Created attachment 648291 [details] Attaching vdsm log from the host Description of problem: ------------------------------------------------------------------------------ After a host is added to a cluster from the UI, it goes to 'non-responsive' state following reboot. It is found that vdsmd is not running on the host after being rebooted.
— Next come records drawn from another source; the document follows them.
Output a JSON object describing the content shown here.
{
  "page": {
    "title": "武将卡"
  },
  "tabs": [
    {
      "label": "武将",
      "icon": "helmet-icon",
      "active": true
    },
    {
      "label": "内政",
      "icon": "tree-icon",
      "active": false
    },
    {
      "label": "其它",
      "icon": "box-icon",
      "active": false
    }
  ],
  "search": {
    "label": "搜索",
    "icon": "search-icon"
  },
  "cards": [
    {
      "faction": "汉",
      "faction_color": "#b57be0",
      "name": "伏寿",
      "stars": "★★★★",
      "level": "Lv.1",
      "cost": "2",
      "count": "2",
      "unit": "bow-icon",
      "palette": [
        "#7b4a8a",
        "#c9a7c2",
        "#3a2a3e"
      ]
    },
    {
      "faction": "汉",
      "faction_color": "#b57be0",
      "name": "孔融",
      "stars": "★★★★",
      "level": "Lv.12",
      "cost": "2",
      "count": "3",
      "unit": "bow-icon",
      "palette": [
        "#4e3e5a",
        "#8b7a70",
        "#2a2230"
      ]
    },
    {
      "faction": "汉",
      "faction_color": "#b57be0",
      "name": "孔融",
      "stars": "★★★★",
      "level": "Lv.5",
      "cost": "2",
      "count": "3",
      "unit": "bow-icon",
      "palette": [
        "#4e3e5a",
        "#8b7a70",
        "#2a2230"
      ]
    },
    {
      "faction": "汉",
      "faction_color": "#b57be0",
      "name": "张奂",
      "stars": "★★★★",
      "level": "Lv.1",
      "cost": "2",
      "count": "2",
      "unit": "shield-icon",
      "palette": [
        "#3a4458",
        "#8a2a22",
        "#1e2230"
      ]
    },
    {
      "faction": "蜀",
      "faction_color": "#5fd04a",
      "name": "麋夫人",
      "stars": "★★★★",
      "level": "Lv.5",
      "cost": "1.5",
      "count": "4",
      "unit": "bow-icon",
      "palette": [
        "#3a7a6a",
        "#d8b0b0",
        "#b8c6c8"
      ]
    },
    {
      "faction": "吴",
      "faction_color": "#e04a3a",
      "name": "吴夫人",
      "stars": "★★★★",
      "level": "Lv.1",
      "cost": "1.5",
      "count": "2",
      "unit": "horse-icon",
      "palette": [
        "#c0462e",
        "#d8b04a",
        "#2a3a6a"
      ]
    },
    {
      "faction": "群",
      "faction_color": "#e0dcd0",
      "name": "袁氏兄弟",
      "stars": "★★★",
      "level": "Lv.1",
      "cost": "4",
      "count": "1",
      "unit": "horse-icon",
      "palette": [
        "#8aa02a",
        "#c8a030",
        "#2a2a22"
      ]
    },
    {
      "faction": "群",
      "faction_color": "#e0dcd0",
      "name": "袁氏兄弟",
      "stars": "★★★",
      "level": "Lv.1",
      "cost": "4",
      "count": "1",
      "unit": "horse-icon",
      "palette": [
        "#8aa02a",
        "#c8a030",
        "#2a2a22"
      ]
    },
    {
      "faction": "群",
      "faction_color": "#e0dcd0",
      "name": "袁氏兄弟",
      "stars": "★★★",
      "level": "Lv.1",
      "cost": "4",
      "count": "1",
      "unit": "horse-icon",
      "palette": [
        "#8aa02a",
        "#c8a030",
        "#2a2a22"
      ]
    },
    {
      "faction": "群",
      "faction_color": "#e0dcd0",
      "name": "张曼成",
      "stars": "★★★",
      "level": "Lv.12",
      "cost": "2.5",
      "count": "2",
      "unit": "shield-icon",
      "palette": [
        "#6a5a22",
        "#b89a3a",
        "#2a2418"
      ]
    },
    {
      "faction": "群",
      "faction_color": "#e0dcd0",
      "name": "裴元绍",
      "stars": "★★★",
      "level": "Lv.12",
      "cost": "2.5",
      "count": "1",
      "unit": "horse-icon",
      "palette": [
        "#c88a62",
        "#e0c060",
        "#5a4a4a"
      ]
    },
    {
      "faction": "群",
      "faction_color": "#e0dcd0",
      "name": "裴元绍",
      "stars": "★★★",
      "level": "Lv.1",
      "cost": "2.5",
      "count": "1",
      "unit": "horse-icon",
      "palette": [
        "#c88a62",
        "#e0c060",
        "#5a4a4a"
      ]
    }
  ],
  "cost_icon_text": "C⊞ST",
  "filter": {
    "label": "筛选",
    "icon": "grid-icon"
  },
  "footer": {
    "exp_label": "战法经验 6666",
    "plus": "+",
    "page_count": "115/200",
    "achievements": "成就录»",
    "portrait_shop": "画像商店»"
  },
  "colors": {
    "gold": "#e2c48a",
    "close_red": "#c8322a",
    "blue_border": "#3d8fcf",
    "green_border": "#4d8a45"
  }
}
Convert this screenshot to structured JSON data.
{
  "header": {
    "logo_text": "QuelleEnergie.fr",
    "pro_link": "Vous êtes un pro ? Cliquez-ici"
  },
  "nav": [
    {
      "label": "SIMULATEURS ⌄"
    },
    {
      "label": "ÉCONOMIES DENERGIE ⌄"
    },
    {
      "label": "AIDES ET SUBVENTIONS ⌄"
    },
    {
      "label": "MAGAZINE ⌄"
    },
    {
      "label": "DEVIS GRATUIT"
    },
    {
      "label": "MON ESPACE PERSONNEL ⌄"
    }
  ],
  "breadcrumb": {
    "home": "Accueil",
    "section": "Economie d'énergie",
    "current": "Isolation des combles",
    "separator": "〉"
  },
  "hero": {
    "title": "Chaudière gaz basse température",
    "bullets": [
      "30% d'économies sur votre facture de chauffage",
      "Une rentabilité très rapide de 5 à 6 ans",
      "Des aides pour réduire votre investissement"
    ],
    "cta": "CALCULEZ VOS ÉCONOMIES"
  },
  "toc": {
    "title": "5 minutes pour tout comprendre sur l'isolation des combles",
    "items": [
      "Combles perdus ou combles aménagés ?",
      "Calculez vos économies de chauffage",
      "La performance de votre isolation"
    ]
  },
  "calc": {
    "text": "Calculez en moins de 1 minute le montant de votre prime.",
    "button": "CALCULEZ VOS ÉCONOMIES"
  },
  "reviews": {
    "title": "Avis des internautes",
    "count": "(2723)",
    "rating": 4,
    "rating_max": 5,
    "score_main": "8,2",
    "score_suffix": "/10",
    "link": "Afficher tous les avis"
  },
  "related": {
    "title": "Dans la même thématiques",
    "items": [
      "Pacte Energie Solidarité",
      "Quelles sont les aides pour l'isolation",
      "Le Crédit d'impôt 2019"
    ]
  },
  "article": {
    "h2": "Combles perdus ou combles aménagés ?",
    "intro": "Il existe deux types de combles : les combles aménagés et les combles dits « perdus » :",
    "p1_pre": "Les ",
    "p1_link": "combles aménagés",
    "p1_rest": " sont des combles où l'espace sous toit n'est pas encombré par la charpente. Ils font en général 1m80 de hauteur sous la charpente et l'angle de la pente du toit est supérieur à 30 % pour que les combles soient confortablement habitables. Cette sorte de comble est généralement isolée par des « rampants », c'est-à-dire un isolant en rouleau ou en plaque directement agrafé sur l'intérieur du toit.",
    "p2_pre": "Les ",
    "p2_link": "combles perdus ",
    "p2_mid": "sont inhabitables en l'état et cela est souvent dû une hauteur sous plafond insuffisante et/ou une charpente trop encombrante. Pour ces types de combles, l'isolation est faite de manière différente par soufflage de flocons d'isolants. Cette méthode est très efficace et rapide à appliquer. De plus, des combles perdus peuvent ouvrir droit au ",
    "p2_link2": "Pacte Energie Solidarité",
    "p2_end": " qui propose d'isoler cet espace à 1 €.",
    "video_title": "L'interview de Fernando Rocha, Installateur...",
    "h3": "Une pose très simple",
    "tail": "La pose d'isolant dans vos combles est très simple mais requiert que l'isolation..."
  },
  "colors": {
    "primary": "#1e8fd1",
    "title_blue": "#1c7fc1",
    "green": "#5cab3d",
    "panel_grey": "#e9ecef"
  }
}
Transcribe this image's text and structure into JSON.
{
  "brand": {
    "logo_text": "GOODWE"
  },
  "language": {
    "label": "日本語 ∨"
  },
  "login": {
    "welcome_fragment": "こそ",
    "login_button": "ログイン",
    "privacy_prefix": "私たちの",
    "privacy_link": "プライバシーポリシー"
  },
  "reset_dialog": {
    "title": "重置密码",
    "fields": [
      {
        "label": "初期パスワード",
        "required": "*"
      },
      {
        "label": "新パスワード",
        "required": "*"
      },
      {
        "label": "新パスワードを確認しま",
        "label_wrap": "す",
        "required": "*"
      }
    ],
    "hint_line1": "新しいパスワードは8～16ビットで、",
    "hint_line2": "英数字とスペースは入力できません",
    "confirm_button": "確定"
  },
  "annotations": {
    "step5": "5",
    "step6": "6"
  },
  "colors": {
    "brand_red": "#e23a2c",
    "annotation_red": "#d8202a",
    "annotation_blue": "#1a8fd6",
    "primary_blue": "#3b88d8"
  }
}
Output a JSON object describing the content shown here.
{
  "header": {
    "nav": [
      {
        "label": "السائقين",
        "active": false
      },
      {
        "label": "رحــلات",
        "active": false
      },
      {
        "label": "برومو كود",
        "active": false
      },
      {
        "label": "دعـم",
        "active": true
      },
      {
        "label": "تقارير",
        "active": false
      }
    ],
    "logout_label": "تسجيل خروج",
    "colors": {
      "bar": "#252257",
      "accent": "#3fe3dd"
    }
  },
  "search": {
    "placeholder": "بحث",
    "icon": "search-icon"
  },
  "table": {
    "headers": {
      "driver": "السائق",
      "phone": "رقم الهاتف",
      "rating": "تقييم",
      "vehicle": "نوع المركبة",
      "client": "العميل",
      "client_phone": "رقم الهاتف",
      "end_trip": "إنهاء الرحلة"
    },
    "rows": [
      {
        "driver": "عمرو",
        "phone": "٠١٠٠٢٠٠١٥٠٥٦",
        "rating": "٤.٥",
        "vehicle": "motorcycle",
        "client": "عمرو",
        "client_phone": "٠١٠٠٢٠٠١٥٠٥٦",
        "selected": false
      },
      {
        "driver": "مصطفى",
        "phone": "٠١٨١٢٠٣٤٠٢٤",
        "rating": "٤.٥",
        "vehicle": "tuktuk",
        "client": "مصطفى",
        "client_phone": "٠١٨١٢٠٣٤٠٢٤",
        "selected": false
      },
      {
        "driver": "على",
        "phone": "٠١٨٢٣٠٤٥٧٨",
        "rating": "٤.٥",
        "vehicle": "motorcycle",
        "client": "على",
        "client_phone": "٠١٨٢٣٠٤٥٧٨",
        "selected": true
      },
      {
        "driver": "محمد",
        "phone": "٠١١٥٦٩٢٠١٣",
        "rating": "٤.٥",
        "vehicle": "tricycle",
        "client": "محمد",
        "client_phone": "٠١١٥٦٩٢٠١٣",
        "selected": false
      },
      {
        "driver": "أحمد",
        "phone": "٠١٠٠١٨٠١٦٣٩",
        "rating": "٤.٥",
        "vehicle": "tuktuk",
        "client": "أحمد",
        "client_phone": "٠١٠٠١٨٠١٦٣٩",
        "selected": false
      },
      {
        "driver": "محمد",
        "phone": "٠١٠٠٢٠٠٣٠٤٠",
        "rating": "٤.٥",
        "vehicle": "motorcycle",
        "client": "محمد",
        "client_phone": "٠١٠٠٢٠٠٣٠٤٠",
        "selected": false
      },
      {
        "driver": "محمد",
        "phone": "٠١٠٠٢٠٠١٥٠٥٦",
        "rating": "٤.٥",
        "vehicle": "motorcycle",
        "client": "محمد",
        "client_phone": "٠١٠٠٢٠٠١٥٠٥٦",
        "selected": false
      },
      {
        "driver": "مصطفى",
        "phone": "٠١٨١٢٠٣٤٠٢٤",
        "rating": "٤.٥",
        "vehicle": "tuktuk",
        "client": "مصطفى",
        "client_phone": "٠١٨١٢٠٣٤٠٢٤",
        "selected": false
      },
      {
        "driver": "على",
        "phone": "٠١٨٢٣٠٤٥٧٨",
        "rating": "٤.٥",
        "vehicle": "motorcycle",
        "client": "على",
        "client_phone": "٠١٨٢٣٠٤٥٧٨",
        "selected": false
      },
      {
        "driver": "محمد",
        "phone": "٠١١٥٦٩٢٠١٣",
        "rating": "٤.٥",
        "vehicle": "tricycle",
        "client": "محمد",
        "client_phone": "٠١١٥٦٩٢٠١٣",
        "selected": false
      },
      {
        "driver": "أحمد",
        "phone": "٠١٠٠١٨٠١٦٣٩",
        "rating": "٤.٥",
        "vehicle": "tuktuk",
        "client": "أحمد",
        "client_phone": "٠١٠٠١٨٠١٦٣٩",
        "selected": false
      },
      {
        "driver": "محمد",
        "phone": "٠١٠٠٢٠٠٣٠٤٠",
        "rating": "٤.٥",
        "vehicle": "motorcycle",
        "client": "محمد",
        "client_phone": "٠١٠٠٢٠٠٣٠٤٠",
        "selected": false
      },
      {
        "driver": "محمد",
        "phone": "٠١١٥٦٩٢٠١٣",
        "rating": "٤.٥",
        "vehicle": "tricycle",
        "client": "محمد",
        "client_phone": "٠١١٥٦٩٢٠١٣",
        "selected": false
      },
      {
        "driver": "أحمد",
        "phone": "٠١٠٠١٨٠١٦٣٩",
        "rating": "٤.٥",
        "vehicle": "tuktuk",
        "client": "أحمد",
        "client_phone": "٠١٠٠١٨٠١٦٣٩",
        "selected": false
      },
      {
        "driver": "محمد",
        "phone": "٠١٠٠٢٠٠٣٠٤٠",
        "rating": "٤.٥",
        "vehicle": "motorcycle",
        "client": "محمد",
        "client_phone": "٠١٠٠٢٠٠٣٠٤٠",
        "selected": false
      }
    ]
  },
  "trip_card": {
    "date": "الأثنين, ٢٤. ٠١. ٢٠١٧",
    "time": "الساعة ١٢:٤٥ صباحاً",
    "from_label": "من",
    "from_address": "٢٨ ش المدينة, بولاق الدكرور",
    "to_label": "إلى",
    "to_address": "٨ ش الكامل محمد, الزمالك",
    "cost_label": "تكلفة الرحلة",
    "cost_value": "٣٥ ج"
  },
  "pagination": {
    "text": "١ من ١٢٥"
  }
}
The following is seen in the vdsm logs on the host - ------------------------------------------------------------------------------ MainThread::DEBUG::2012-11-20 06:20:03,163::task::588::TaskManager.Task::(_updateState) Task=`f7e839c0-af8e-4f40-bd72-324f296d855d`::moving from state preparing -> state finished MainThread::DEBUG::2012-11-20 06:20:03,163::resourceManager::809::ResourceManager.Owner::(releaseAll) Owner.releaseAll requests {} resources {} MainThread::DEBUG::2012-11-20 06:20:03,164::resourceManager::844::ResourceManager.Owner::(cancelAll) Owner.cancelAll requests {} MainThread::DEBUG::2012-11-20 06:20:03,164::task::978::TaskManager.Task::(_decref) Task=`f7e839c0-af8e-4f40-bd72-324f296d855d`::ref 0 aborting False MainThread::ERROR::2012-11-20 06:20:03,164::vdsm::73::vds::(run) Exception raised Traceback (most recent call last): File "/usr/share/vdsm/vdsm", line 71, in run serve_clients(log) File "/usr/share/vdsm/vdsm", line 39, in serve_clients cif = clientIF.clientIF(log) File "/usr/share/vdsm/clientIF.py", line 87, in __init__ caps.CpuTopology().cores()) File "/usr/share/vdsm/caps.py", line 87, in __init__ self._topology = _getCpuTopology(capabilities) File "/usr/lib64/python2.6/site-packages/vdsm/utils.py", line 799, in __call__ value = self.func(*args) File "/usr/share/vdsm/caps.py", line 115, in _getCpuTopology 'sockets': int(cpu.getElementsByTagName('topology')[0]. IndexError: list index out of range Version-Release number of selected component (if applicable): 2.1-qa18.el6ev How reproducible: Always Steps to Reproduce: 1.Add a host that has RHS installed on it, with glusterfs version - glusterfs-3.4.0qa2-1.el6rhs.x86_64 Actual results: Host goes to 'non-responsive' state after reboot. Expected results: Host should be up after reboot. Additional info:
This bug doesn't appear in all vm systems. The same works fine in vm hosted in f17 and esxi servers. I had a discussion in #vdsm and was told to upgrade libvirt for fixing this error. But it doesn't work. I am checking the root cause of the problem before fixing it in vdsm code.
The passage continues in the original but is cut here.